Difficile de croire que ce geste critique ne vise qu’à attirer l’attention sur la relativité du jugement littéraire de l’époque ! Le ton de l’entreprise critique est donné par les deux phrases du début de l’article du Figaro, qui inspirent au lecteur un certain scepticisme vis-à-vis de la valeur d’une œuvre littéraire célèbre, comme celle de Duras : « Comme nous sommes peu de chose ! Et comme la gloire est capricieuse ! Notre époque pauvrette en grandes œuvres littéraires croyait pouvoir s’enorgueillir du moins de quelques valeurs sûres. Au premier rang de ces certitudes trônait jusqu’ici Mme Marguerite Duras. », écrit Renaud Matignon. L’auteur de l’article du Figaro profite aussi de cette situation pour dénoncer la lenteur des éditeurs dans l’évaluation des manuscrits et dans l’envoi des réponses, mais aussi, il jette un regard critique sur la manière dont on reçoit un jeune auteur : « On remarquera qu’aucun remords, qu’aucune hésitation, même légère, ne semble altérer la tranquille assurance avec laquelle, dans leurs lettres, courtoisement mais fermement, les trois éditeurs repoussent l’idée de transformer en livre l’émouvant opuscule de Mme Marguerite Duras. » 1800 Aux éditions POL, on a confirmé par téléphone, très aimablement et sur un ton solennel, à Guillaume Jacquet, que « notre époque de crise, plus qu’aucune autre période, obligeait la direction à n’accepter que des textes de la plus grande qualité. » 1801 Et quand on pense que L’Après-midi de Monsieur Andesmas était un livre déjà publié, en vente à l’époque, et qui figurait dans la collection « Imaginaire », une des plus prestigieuses collections de la NRF, qui regroupe des noms lourds de la littérature, tels Kafka, Proust, Claudel, Borges etc. …

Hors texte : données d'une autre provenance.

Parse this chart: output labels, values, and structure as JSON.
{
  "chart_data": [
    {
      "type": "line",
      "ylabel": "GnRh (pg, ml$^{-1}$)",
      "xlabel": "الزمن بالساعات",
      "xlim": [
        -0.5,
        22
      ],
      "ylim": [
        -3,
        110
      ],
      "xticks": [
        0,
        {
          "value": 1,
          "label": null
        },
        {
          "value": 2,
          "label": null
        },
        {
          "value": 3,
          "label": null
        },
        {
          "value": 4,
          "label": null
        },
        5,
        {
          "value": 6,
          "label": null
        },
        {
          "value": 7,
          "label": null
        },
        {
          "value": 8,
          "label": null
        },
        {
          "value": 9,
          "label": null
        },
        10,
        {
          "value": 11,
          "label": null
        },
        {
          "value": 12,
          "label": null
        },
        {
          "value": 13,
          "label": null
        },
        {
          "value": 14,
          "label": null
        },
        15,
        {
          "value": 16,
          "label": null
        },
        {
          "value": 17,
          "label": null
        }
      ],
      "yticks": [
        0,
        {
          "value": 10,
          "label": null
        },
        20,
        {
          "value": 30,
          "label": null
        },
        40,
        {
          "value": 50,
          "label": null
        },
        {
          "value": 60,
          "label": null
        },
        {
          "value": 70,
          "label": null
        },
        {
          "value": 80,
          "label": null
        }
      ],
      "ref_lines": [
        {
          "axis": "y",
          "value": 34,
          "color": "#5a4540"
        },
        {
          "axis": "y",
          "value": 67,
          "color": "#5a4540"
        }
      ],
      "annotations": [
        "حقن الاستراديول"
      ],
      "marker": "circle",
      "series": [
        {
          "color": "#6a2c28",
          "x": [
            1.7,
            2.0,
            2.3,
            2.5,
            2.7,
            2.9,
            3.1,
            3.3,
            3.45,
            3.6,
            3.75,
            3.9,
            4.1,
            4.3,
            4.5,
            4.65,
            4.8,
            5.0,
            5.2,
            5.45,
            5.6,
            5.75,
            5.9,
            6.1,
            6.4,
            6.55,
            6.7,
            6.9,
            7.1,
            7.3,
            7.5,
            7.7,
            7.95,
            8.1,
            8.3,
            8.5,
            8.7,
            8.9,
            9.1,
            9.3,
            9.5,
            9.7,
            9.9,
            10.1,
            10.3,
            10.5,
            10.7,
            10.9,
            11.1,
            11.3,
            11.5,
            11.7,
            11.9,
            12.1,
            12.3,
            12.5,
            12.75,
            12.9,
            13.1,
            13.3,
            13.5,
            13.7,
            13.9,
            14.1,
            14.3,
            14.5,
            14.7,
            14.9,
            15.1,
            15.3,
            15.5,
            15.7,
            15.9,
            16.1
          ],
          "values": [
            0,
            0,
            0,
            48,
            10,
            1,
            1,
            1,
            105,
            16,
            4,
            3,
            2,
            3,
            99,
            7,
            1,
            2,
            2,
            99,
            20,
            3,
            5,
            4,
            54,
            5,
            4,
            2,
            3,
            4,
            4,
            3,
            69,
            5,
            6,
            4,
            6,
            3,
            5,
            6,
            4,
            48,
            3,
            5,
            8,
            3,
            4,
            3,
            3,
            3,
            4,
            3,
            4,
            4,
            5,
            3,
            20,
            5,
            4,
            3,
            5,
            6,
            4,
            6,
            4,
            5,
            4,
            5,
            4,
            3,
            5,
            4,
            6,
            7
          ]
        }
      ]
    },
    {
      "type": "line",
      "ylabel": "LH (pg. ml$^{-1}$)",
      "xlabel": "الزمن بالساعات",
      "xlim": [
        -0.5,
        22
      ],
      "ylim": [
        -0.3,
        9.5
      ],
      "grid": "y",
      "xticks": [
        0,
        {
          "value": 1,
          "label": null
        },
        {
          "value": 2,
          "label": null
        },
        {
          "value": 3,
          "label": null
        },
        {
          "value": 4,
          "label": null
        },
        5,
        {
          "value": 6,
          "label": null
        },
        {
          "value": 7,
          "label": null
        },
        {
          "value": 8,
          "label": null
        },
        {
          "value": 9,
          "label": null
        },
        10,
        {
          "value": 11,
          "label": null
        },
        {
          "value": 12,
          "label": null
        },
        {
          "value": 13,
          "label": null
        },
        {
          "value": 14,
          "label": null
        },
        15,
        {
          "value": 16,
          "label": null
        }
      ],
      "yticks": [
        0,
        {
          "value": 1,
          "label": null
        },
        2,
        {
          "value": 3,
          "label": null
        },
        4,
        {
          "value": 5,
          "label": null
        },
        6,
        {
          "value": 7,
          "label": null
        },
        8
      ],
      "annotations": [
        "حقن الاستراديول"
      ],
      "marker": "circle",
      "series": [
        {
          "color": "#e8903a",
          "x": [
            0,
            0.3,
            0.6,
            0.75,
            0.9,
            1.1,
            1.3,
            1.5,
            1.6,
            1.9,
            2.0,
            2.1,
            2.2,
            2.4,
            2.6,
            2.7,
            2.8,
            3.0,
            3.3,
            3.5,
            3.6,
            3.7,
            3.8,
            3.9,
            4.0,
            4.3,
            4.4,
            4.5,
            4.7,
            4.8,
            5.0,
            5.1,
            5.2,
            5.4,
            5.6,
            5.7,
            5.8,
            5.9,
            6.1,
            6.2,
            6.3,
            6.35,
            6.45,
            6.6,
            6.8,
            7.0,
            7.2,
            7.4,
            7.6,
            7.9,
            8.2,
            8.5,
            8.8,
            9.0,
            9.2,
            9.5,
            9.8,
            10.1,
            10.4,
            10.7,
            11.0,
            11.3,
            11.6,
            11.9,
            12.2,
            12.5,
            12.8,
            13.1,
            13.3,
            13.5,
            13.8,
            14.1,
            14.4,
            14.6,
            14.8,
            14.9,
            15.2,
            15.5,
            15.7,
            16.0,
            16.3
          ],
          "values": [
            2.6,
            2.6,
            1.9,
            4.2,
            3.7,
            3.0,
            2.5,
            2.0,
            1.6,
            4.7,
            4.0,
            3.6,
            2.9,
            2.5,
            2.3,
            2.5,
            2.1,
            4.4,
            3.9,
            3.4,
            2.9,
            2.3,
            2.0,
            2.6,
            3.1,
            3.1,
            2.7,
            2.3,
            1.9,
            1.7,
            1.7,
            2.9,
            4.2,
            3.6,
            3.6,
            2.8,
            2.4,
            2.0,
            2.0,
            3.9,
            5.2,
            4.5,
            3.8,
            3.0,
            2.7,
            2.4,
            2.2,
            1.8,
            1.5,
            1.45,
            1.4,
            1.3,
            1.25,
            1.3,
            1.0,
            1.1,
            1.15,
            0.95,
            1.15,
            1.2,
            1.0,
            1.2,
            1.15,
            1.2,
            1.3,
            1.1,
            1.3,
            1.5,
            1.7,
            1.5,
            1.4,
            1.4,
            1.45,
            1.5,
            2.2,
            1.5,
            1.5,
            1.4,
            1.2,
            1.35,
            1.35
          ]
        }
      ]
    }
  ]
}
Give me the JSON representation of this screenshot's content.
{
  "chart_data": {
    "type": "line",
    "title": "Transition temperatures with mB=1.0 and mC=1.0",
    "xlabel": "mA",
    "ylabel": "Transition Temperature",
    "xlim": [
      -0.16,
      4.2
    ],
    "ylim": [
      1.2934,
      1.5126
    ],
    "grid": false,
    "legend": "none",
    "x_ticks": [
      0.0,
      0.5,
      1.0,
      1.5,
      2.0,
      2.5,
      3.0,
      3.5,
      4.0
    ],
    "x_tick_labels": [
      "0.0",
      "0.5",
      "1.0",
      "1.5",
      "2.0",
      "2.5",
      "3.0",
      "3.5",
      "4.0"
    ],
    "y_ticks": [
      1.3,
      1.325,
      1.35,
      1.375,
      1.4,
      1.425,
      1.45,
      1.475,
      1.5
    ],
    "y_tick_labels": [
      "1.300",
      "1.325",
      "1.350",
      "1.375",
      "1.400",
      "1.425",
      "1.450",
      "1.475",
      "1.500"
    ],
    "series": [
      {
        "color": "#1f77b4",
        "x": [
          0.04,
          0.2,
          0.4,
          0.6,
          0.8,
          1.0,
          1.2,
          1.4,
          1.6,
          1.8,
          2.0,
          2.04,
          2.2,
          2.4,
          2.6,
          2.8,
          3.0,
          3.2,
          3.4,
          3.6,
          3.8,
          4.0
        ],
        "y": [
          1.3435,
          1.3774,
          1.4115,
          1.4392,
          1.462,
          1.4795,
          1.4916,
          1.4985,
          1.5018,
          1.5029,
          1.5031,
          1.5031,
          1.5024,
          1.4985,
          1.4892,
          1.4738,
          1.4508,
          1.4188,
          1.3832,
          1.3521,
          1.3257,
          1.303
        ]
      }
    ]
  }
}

Comment les éditeurs piégés  répondent-ils ? « Bravo pour les organisateurs de la supercherie ! Un texte de Marguerite Duras, maquillé en manuscrit inédit, est refusé par ses propres éditeurs. Belle occasion pour Le Figaro de persuader ses lecteurs, soit que le talent de l’écrivain est surestimé, soit que les éditeurs sont incultes ou ne prennent pas la peine de lire les manuscrits d’inconnus qu’ils reçoivent par la poste. » 1802 En effet, Antoine Gallimard, Jérôme Lindon et Paul Otchakovsky-Laurenss’accordent sur une seule explication, pour justifier leur réponse : l’éditeur est motivé par la recherche de nouveaux talents ayant une écriture originale. Son réflexe naturel est d’écarter un texte qui lui donne un sentiment du « déjà lu ». En raison même de la place importante de l’œuvre de Duras dans la littérature de l’époque, ils ont déjà reçu beaucoup de manuscrits qui étaient autant d’imitations plus ou moins poussées, plus ou moins naïves, de ses écrits. Ont-ils donc reconnu le livre de Duras ? Les lettres de réponse envoyées par les éditeurs n’en disent rien. On se contente juste de refuser poliment l’offre au signataire, sous le prétexte a posteriori exprimé dans la presse, que les éditeurs ont la liberté de leur choix, leurs goûts et leurs préférences, sans oublier que leurs soucis sont autres que de décourager les imitateurs ou de déjouer les mystifications 1803 .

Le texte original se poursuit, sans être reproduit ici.